Painkiller without opioid risks shows potential in animal trials

Editor's Note

An experimental compound developed at Duke University School of Medicine provides strong pain relief without the side effects or addiction potential of opioids, according to a May 19 announcement from the university. Known as SBI-810, the drug targets a specific receptor in the nervous system and uses a selective mechanism to avoid harmful downstream effects.

As detailed in the announcement, SBI-810 activates neurotensin receptor 1 using a technique called biased agonism. This approach triggers the β-arrestin-2 pathway associated with pain relief while avoiding other signaling routes that contribute to side effects such as sedation, constipation, or addiction. The receptor is expressed on sensory neurons and in the brain and spinal cord, making it a promising target for both acute and chronic pain.

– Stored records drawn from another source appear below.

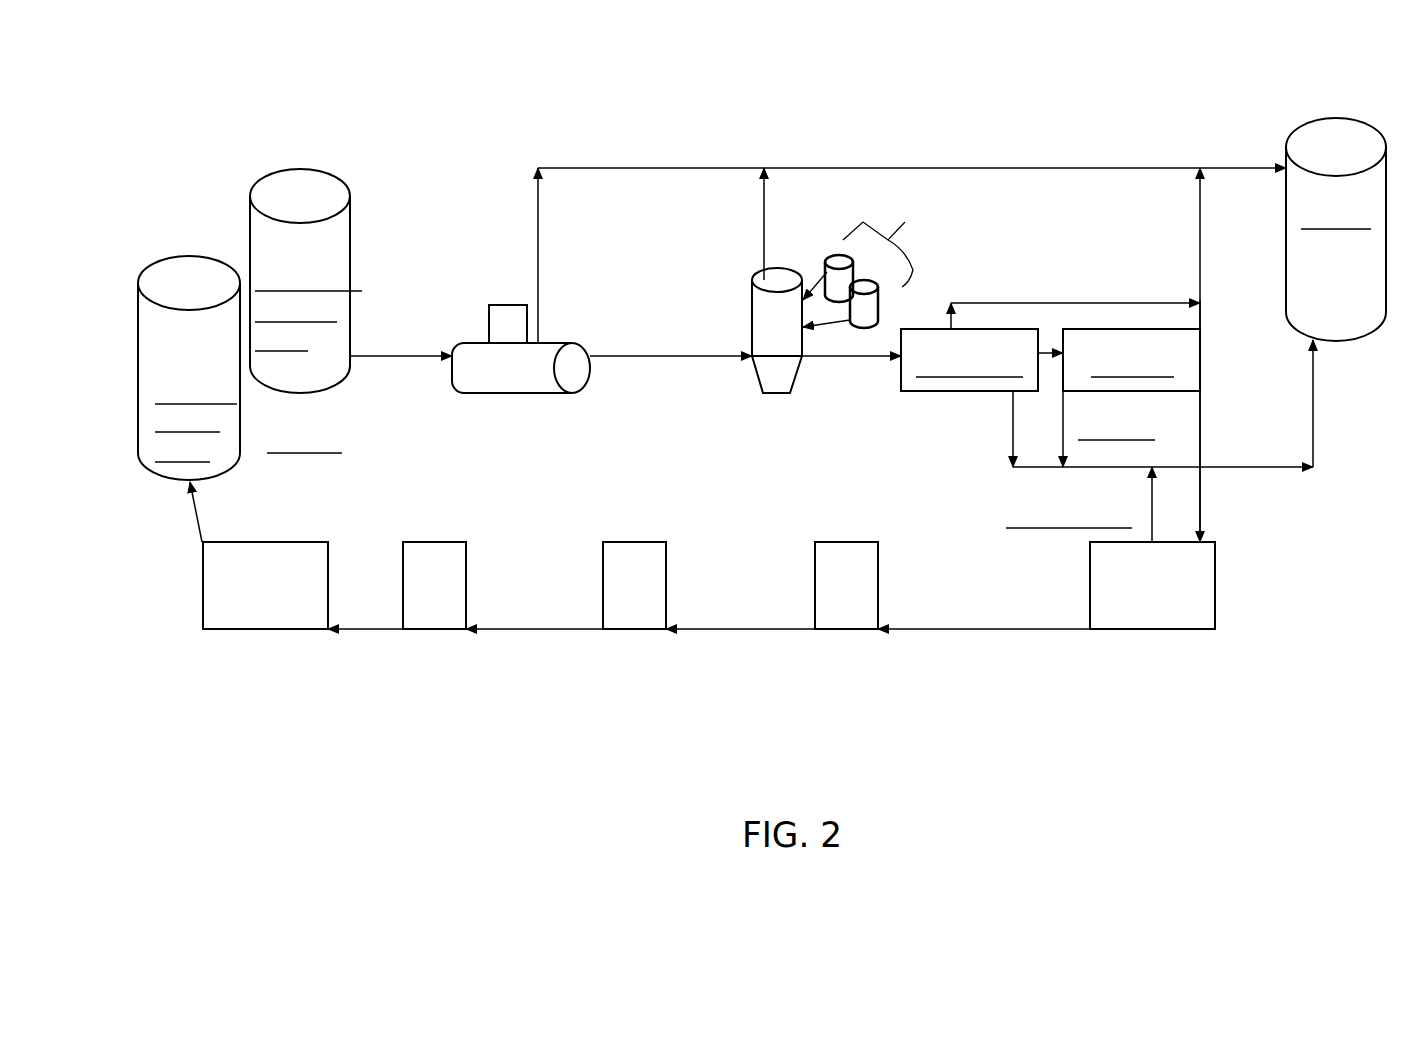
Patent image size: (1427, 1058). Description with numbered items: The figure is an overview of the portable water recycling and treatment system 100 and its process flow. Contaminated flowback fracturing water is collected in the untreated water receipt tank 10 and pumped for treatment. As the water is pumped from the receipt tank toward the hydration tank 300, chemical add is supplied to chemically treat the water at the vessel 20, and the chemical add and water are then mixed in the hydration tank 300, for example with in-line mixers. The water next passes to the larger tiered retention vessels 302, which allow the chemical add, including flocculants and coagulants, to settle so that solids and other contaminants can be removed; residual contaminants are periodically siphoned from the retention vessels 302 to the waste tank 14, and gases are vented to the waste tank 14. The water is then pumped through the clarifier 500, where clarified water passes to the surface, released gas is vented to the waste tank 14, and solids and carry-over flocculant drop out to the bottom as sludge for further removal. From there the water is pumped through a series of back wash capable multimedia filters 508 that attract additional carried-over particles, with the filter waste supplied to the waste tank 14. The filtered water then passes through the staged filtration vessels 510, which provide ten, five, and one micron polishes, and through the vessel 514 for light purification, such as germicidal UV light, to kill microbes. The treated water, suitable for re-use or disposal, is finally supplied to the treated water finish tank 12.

The portable water recycling and treatment system 100 is at (877, 117).
The untreated water receipt tank 10 is at (275, 165).
The treated water finish tank 12 is at (189, 255).
The waste tank 14 is at (1348, 115).
The vessel 20 is at (472, 315).
The hydration tank 300 is at (748, 292).
The retention vessels 302 is at (937, 393).
The clarifier 500 is at (1202, 350).
The back wash capable multimedia filters 508 is at (1232, 580).
The staged filtration vessels 510 is at (853, 542).
The vessel for light purification 514 is at (303, 538).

In mouse studies, SBI-810 reduced pain from surgical incisions, bone fractures, and nerve injuries, the university reports. The compound decreased spontaneous pain behaviors such as guarding and facial grimacing. Compared to oliceridine, a newer opioid used in hospitals, SBI-810 produced fewer behavioral signs of distress in some scenarios.

SBI-810 also outperformed gabapentin, a common drug used for nerve pain. It did not cause sedation or memory impairment, two common side effects of gabapentin, and it relieved pain more effectively in several animal models. As detailed in the announcement, SBI810 is unlike traditional opioids in that it did not lead to tolerance after repeated use, potentially reducing the risk of dose escalation.

The compound also improved the effectiveness of opioids at lower doses when used in combination and avoided typical opioid-associated side effects like constipation. According to Duke researchers, SBI-810 acts on both the central and peripheral nervous systems, which may help balance effectiveness with risk.

SBI-810 remains in early development, but Duke has reportedly secured multiple patents and intends to pursue human trials. The study was supported by the National Institutes of Health and the Department of Defense.